A strange and unlovely look had crept into Mr. Cuddy’s face, a look at once furtive and — the word flashed up in Alleyn’s thoughts — salacious.
“I do hope,” Alleyn went on, “that you will tell me if this is in fact what happened. Surely there can be no reason why you shouldn’t.”
“Go on, Fred,” Mrs. Cuddy urged. “They’ll only get thinking things.”
“Exactly,” Alleyn agreed and she looked furious.
“All right, then,” Mr. Cuddy said angrily. “I did. Now!”
“Why? Was it because of something you saw? No? Or heard?”
“Heard’s more like it,” he said and actually, after a fashion, began to smile again.
“Voices?”
“Sort of.”
“What the hell,” Captain Bannerman broke out, “do you mean, sort of! You heard someone talking or you didn’t.”
“Not to say talking.”
“Well, what
were
they doing. Singing?” Captain Bannerman demanded and then looked horrified.
“That,” said Mr. Cuddy, “came later.”
There was a deadly little silence.
Alleyn said, “The first time was it one voice?

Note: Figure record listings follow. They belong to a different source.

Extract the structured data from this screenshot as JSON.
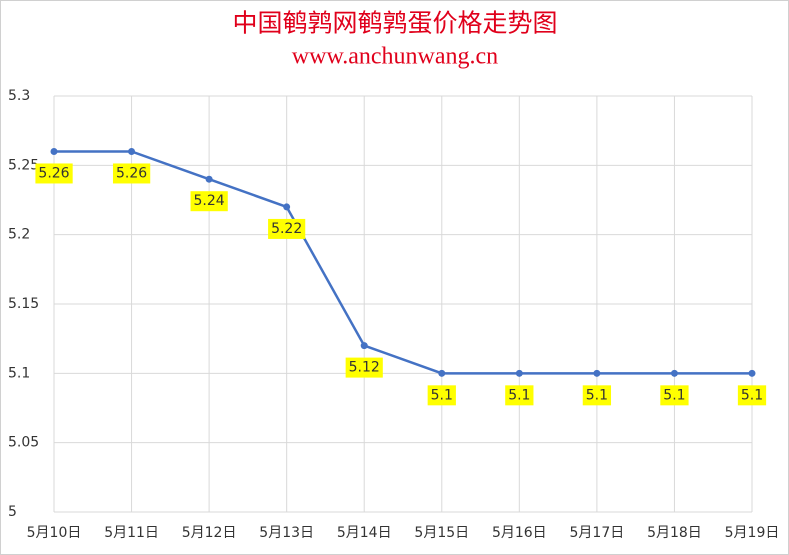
{
  "chart_data": {
    "type": "line",
    "title": "中国鹌鹑网鹌鹑蛋价格走势图",
    "subtitle": "www.anchunwang.cn",
    "categories": [
      "5月10日",
      "5月11日",
      "5月12日",
      "5月13日",
      "5月14日",
      "5月15日",
      "5月16日",
      "5月17日",
      "5月18日",
      "5月19日"
    ],
    "values": [
      5.26,
      5.26,
      5.24,
      5.22,
      5.12,
      5.1,
      5.1,
      5.1,
      5.1,
      5.1
    ],
    "color": "#4472c4",
    "label_color": "#ffff00",
    "ylim": [
      5,
      5.3
    ],
    "yticks": [
      5,
      5.05,
      5.1,
      5.15,
      5.2,
      5.25,
      5.3
    ],
    "grid": true
  }
}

Or two?”
“Sounded to me like one. Sounded to me—” he looked sidelong at his wife—“like hers. You know. Mrs. Blick.” He squeezed his hands together and added, “I thought at the time it was, well — just a bit of fun.”
Mrs. Cuddy said, “Disgusting. Absolutely disgusting.”
“Steady, Ethel.”
Father Jourdain made a small sound of distress. Brigid thought, “This is the worst thing yet,” and couldn’t look at the Cuddys. But Miss Abbott watched them with hatred and Mr. McAngus, who had not uttered a word since he was summoned, murmured, “Must we! Oh, must we!”
“I
so
agree,” Aubyn Dale began with an alcoholic travesty of his noblest manner. “Indeed,
indeed,
must we?”
Alleyn lifted a hand and said, “The answer, I’m afraid, is that indeed, indeed, we must. Without interruption, if possible.” He waited for a moment and then turned again to Cuddy. “So you sat on the steps and listened. For how long?”
“I don’t know how long. Until I heard the other thing.”
“The singing?”
He nodded. “It sort of faded out. In the distance. So I knew he’d gone.”
“Did you form any idea,” Alleyn asked him, “who it was?”
They had all sat quietly enough until now. But at this moment, as if all their small unnoticeable movements had been disciplined under some imperative stricture, an excessive stillness fell upon them.